Anne Williams divides her time between the orchestra, teaching at Carnegie Mellon University, and solo and chamber music performances. She has appeared in several nationally televised productions including “Concertos,” produced by the BBC and “Previn and the Pittsburgh,” produced by WQED. She has given master classes at many universities and festivals throughout the country, including the Curtis Institute of Music, Carnegie Hall’s National Youth Orchestra, the Joseph Gingold Festival in Miami, SUNY at Stony Brook, Manhattan School of Music, the New World Symphony, the National Orchestral Institute, Aspen, Credo at Oberlin College and the Masterworks Festival. She also has performed at many of America’s prestigious summer music festivals including Aspen, Marlboro, Caramoor, Skaneateles, Maui, Rockport Festivals in Massachusetts and Maine, Grand Teton, Strings Festival in Steamboat Springs, Orcas Island, and Mainly Mozart in San Diego. For many years she has enjoyed performing throughout the country with her Piano Trio, which includes her good friends Andrés Cárdenes and David Deveau.
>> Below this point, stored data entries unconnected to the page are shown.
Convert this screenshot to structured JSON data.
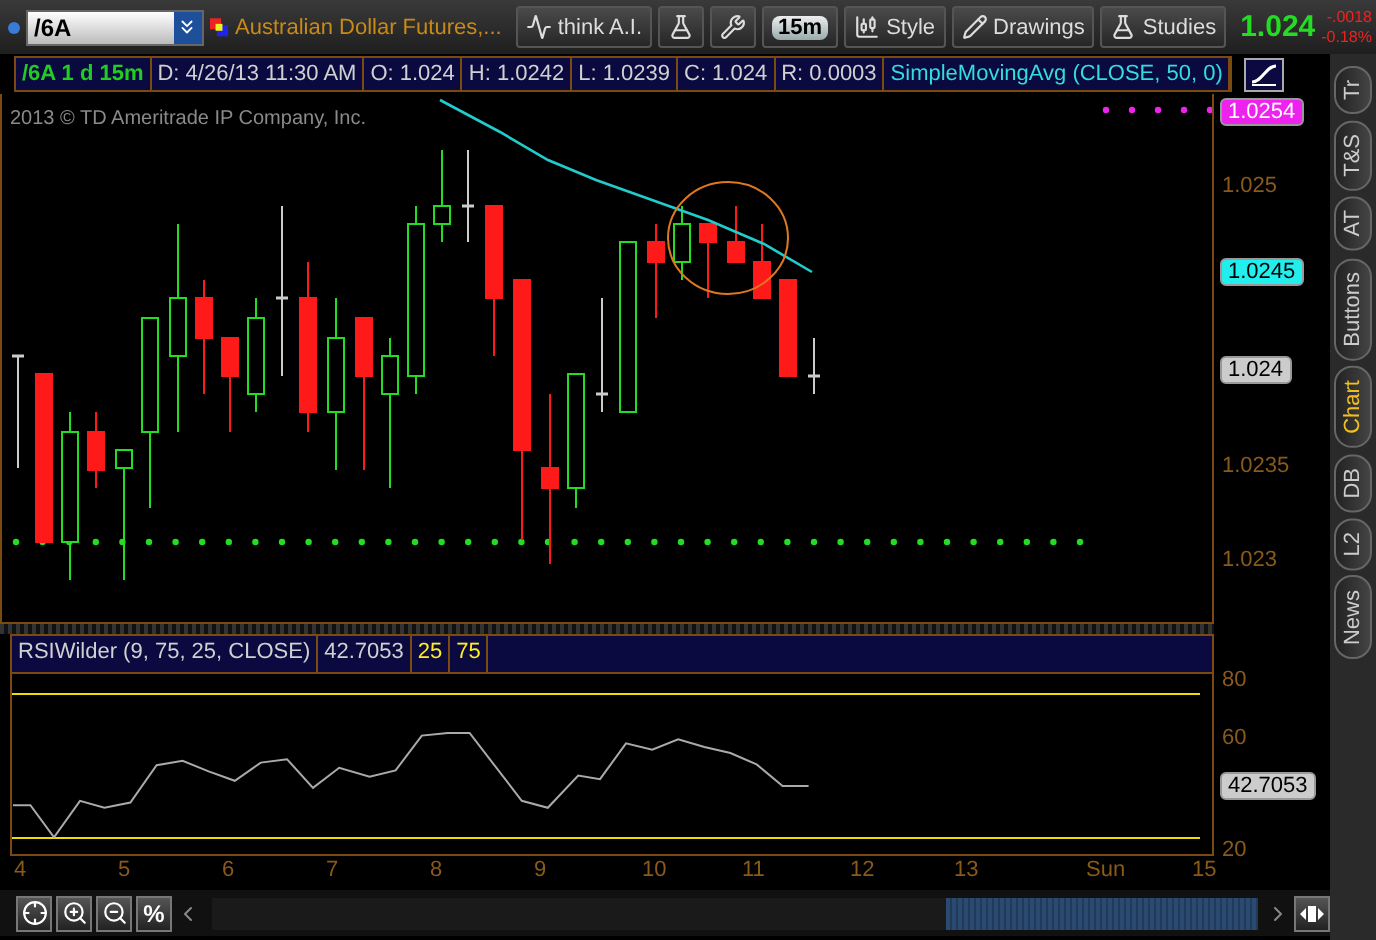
{
  "toolbar": {
    "symbol": "/6A",
    "description": "Australian Dollar Futures,...",
    "buttons": [
      {
        "kind": "ai",
        "label": "think A.I."
      },
      {
        "kind": "flask"
      },
      {
        "kind": "wrench"
      },
      {
        "kind": "period",
        "label": "15m"
      },
      {
        "kind": "style",
        "label": "Style"
      },
      {
        "kind": "drawings",
        "label": "Drawings"
      },
      {
        "kind": "studies",
        "label": "Studies"
      }
    ],
    "last_price": "1.024",
    "change": "-.0018",
    "change_pct": "-0.18%"
  },
  "info_bar": [
    {
      "text": "/6A 1 d 15m",
      "kind": "symbol"
    },
    {
      "text": "D: 4/26/13 11:30 AM",
      "kind": "field"
    },
    {
      "text": "O: 1.024",
      "kind": "field"
    },
    {
      "text": "H: 1.0242",
      "kind": "field"
    },
    {
      "text": "L: 1.0239",
      "kind": "field"
    },
    {
      "text": "C: 1.024",
      "kind": "field"
    },
    {
      "text": "R: 0.0003",
      "kind": "field"
    },
    {
      "text": "SimpleMovingAvg (CLOSE, 50, 0)",
      "kind": "study"
    }
  ],
  "chart": {
    "copyright": "2013 © TD Ameritrade IP Company, Inc.",
    "price_axis": [
      {
        "kind": "badge",
        "text": "1.0254",
        "color": "#ee22ee"
      },
      {
        "kind": "tick",
        "text": "1.025"
      },
      {
        "kind": "badge",
        "text": "1.0245",
        "color": "#22eeee"
      },
      {
        "kind": "badge",
        "text": "1.024",
        "color": "#cccccc"
      },
      {
        "kind": "tick",
        "text": "1.0235"
      },
      {
        "kind": "tick",
        "text": "1.023"
      }
    ]
  },
  "rsi": {
    "header": [
      {
        "text": "RSIWilder (9, 75, 25, CLOSE)",
        "kind": "field"
      },
      {
        "text": "42.7053",
        "kind": "field"
      },
      {
        "text": "25",
        "kind": "level"
      },
      {
        "text": "75",
        "kind": "level"
      }
    ],
    "axis": [
      {
        "kind": "tick",
        "text": "80"
      },
      {
        "kind": "tick",
        "text": "60"
      },
      {
        "kind": "badge",
        "text": "42.7053",
        "color": "#cccccc"
      },
      {
        "kind": "tick",
        "text": "20"
      }
    ]
  },
  "dates": [
    "4",
    "5",
    "6",
    "7",
    "8",
    "9",
    "10",
    "11",
    "12",
    "13",
    "Sun",
    "15"
  ],
  "side_tabs": [
    {
      "label": "Tr",
      "selected": false
    },
    {
      "label": "T&S",
      "selected": false
    },
    {
      "label": "AT",
      "selected": false
    },
    {
      "label": "Buttons",
      "selected": false
    },
    {
      "label": "Chart",
      "selected": true
    },
    {
      "label": "DB",
      "selected": false
    },
    {
      "label": "L2",
      "selected": false
    },
    {
      "label": "News",
      "selected": false
    }
  ],
  "bottom_bar": {
    "percent_button": "%"
  }
}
Anne Williams has performed numerous times as soloist with the Pittsburgh Symphony Orchestra, performing Schumann’s Concerto in A minor, Tippett’s Triple Concerto, Previn’s Reflections, Elgar’s Cello Concerto, Haydn’s Sinfonia Concertante for Violin, Cello, Oboe, Bassoon and Orchestra, Walton’s Cello Concerto, Strauss’s Don Quixote, Bloch’s Schelomo, Dvořák’s Cello Concerto, Dutilleux’s Tout un monde lointain, as well as Saint-Saëns’ Concerto No. 1 and Brahms’ Double Concerto. In recent seasons, she was featured in Haydn’s Concerto in C and Tchaikovsky’s Rococo Variations. 

A graduate of the Curtis Institute of Music, Williams studied with Orlando Cole. Her Tecchler cello was made in Rome in 1701. She resides with her family in the South Hills of Pittsburgh.